A massive hydroelectric dam project on Ethiopia's Omo River will devastate at least 200,000 tribal people, Survival said today.
Survival is launching an urgent campaign calling on the Ethiopian government to halt the dam (known as Gibe III), and urging potential international funders, including the Africa Development Bank, the European Investment Bank, the World Bank and the Italian government not to support the project.


Italian company Salini Costruttori, has been contracted to build the dam. The same company built the smaller Gibe II dam, part of which collapsed 10 days after it was opened in January.
The dam will end the Omo's natural flood, which deposits fertile silt on the river banks, where the tribes cultivate crops when the waters recede. In a region where drought is commonplace, this will have devastating consequences for the tribes' food supplies.
The tiny hunter-gatherer Kwegu tribe, for example, will be pushed to the brink as fish stocks will be reduced. Six Kwegu, including two children, recently died of hunger because the rains and flood failed.

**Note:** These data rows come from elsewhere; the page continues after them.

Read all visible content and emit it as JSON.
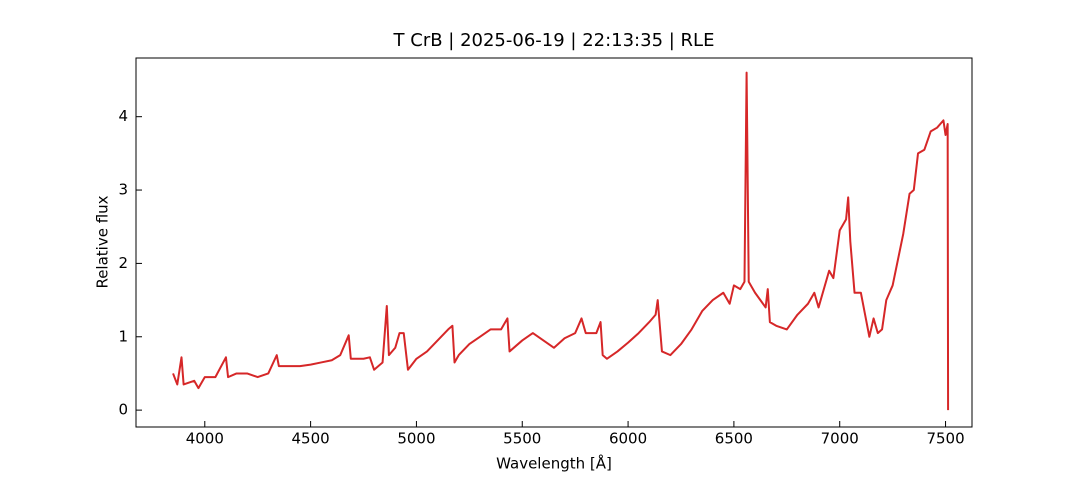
{
  "chart_data": {
    "type": "line",
    "title": "T CrB | 2025-06-19 | 22:13:35 | RLE",
    "xlabel": "Wavelength [Å]",
    "ylabel": "Relative flux",
    "xlim": [
      3675,
      7625
    ],
    "ylim": [
      -0.23,
      4.8
    ],
    "xticks": [
      4000,
      4500,
      5000,
      5500,
      6000,
      6500,
      7000,
      7500
    ],
    "yticks": [
      0,
      1,
      2,
      3,
      4
    ],
    "series": [
      {
        "color": "#d62728",
        "x": [
          3850,
          3870,
          3890,
          3900,
          3950,
          3970,
          4000,
          4050,
          4100,
          4110,
          4150,
          4200,
          4250,
          4300,
          4340,
          4350,
          4400,
          4450,
          4500,
          4550,
          4600,
          4640,
          4680,
          4690,
          4750,
          4780,
          4800,
          4840,
          4860,
          4870,
          4900,
          4920,
          4940,
          4960,
          5000,
          5050,
          5100,
          5150,
          5170,
          5180,
          5200,
          5250,
          5300,
          5350,
          5400,
          5430,
          5440,
          5500,
          5550,
          5600,
          5650,
          5700,
          5750,
          5780,
          5800,
          5850,
          5870,
          5880,
          5900,
          5950,
          6000,
          6050,
          6100,
          6130,
          6140,
          6160,
          6200,
          6250,
          6300,
          6350,
          6400,
          6450,
          6480,
          6500,
          6530,
          6550,
          6560,
          6570,
          6600,
          6650,
          6660,
          6670,
          6700,
          6750,
          6800,
          6850,
          6880,
          6900,
          6950,
          6970,
          7000,
          7030,
          7040,
          7050,
          7070,
          7100,
          7120,
          7140,
          7160,
          7180,
          7200,
          7220,
          7250,
          7300,
          7330,
          7350,
          7370,
          7400,
          7430,
          7460,
          7490,
          7500,
          7510,
          7512
        ],
        "values": [
          0.5,
          0.35,
          0.72,
          0.35,
          0.4,
          0.3,
          0.45,
          0.45,
          0.72,
          0.45,
          0.5,
          0.5,
          0.45,
          0.5,
          0.75,
          0.6,
          0.6,
          0.6,
          0.62,
          0.65,
          0.68,
          0.75,
          1.02,
          0.7,
          0.7,
          0.72,
          0.55,
          0.65,
          1.42,
          0.75,
          0.85,
          1.05,
          1.05,
          0.55,
          0.7,
          0.8,
          0.95,
          1.1,
          1.15,
          0.65,
          0.75,
          0.9,
          1.0,
          1.1,
          1.1,
          1.25,
          0.8,
          0.95,
          1.05,
          0.95,
          0.85,
          0.98,
          1.05,
          1.25,
          1.05,
          1.05,
          1.2,
          0.75,
          0.7,
          0.8,
          0.92,
          1.05,
          1.2,
          1.3,
          1.5,
          0.8,
          0.75,
          0.9,
          1.1,
          1.35,
          1.5,
          1.6,
          1.45,
          1.7,
          1.65,
          1.75,
          4.6,
          1.75,
          1.6,
          1.4,
          1.65,
          1.2,
          1.15,
          1.1,
          1.3,
          1.45,
          1.6,
          1.4,
          1.9,
          1.8,
          2.45,
          2.6,
          2.9,
          2.3,
          1.6,
          1.6,
          1.3,
          1.0,
          1.25,
          1.05,
          1.1,
          1.5,
          1.7,
          2.4,
          2.95,
          3.0,
          3.5,
          3.55,
          3.8,
          3.85,
          3.95,
          3.75,
          3.9,
          0
        ]
      }
    ]
  }
}
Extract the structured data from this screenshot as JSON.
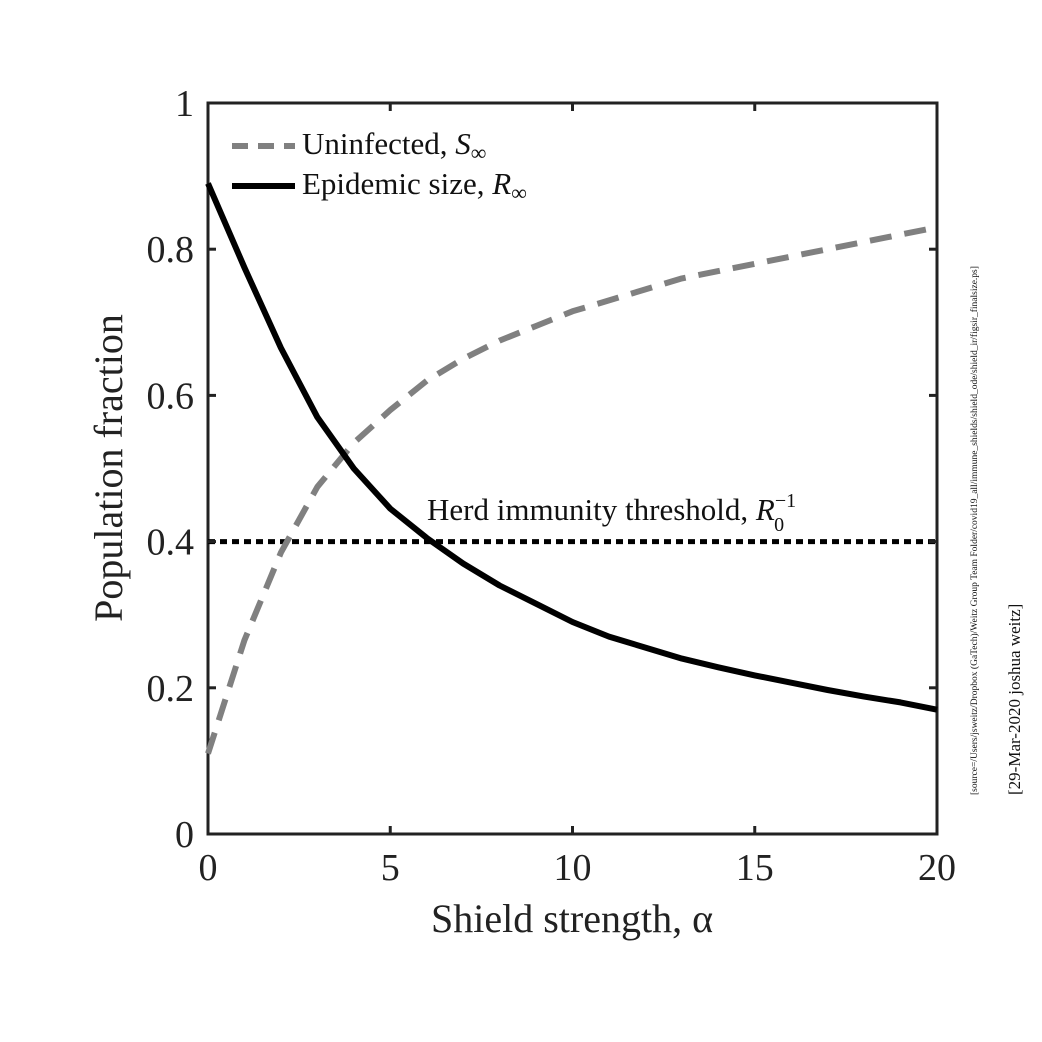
{
  "chart_data": {
    "type": "line",
    "xlabel": "Shield strength, α",
    "ylabel": "Population fraction",
    "xlim": [
      0,
      20
    ],
    "ylim": [
      0,
      1
    ],
    "xticks": [
      0,
      5,
      10,
      15,
      20
    ],
    "yticks": [
      0,
      0.2,
      0.4,
      0.6,
      0.8,
      1
    ],
    "xtick_labels": [
      "0",
      "5",
      "10",
      "15",
      "20"
    ],
    "ytick_labels": [
      "0",
      "0.2",
      "0.4",
      "0.6",
      "0.8",
      "1"
    ],
    "grid": false,
    "legend_position": "top-left",
    "x": [
      0,
      1,
      2,
      3,
      4,
      5,
      6,
      7,
      8,
      9,
      10,
      11,
      12,
      13,
      14,
      15,
      16,
      17,
      18,
      19,
      20
    ],
    "series": [
      {
        "name": "Uninfected, S∞",
        "legend_main": "Uninfected, ",
        "legend_sym": "S",
        "legend_sub": "∞",
        "color": "#808080",
        "style": "dashed",
        "values": [
          0.11,
          0.265,
          0.385,
          0.475,
          0.535,
          0.58,
          0.62,
          0.65,
          0.675,
          0.695,
          0.715,
          0.73,
          0.745,
          0.76,
          0.77,
          0.78,
          0.79,
          0.8,
          0.81,
          0.82,
          0.83
        ]
      },
      {
        "name": "Epidemic size, R∞",
        "legend_main": "Epidemic size, ",
        "legend_sym": "R",
        "legend_sub": "∞",
        "color": "#000000",
        "style": "solid",
        "values": [
          0.89,
          0.775,
          0.665,
          0.57,
          0.5,
          0.445,
          0.405,
          0.37,
          0.34,
          0.315,
          0.29,
          0.27,
          0.255,
          0.24,
          0.228,
          0.217,
          0.207,
          0.197,
          0.188,
          0.18,
          0.17
        ]
      }
    ],
    "reference_line": {
      "y": 0.4,
      "style": "dotted",
      "color": "#000000",
      "label_main": "Herd immunity threshold, ",
      "label_sym": "R",
      "label_sub": "0",
      "label_sup": "−1"
    }
  },
  "side_text": {
    "source": "[source=/Users/jsweitz/Dropbox (GaTech)/Weitz Group Team Folder/covid19_all/immune_shields/shield_ode/shield_ir/figsir_finalsize.ps]",
    "stamp": "[29-Mar-2020 joshua weitz]"
  }
}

The Ethiopian government plans to lease huge tracts of tribal land in the Omo Valley to foreign companies and governments for large-scale production of crops, including biofuels, which will be fed by water from the dam.

Most of the tribal people who will be affected by the dam know nothing about the project. The Ethiopian government is clamping down on tribal organizations, and last year closed down 41 local "community associations" making it impossible for communities to hold meetings about the dam.
The Omo River is the primary source of Kenya's famous Lake Turkana, which supports the lives of 300,000 people who pasture their cattle on its banks and fish there. The dam will threaten their survival too. Both the Lower Omo Valley and Lake Turkana are UNESCO World Heritage sites.

UNEP Executive Director Achim Steiner said on Friday that Kenya had the capacity to produce enough electricity to sustain its growing demand for power if it properly invested in the wind power farm in Turkana and that it did not need to rely on importing electricity from Ethiopia after the dams? construction. "I think dam building particularly when it involves trans-boundary river basins and water courses, then it is always a highly complex and sensitive subject. But I have certainly followed the public debate and I share the concerns that have not yet been adequately answered. It is essential that these impacts be looked at early,? he said noting that the construction of the dams would reduce the water levels in Lake Turkana which would subsequently be detrimental to the success of the wind farm."
"Lake Turkana receives 80-90 percent of its water from the River Omo; thus the impacts of the dam on the lake and the people who depend on the lake system for, for example fisheries, protein and livelihoods could be profound if its construction and operation negatively affect flows and seasonal flooding," added Nick Nuttall, the UN Environment Programme's (UNEP) spokesman.

Survival together with the the Campaign for the Reform of the World Bank, Counter Balance coalition, Friends of Lake Turkana and International Rivers have launched a petition to stop the dam.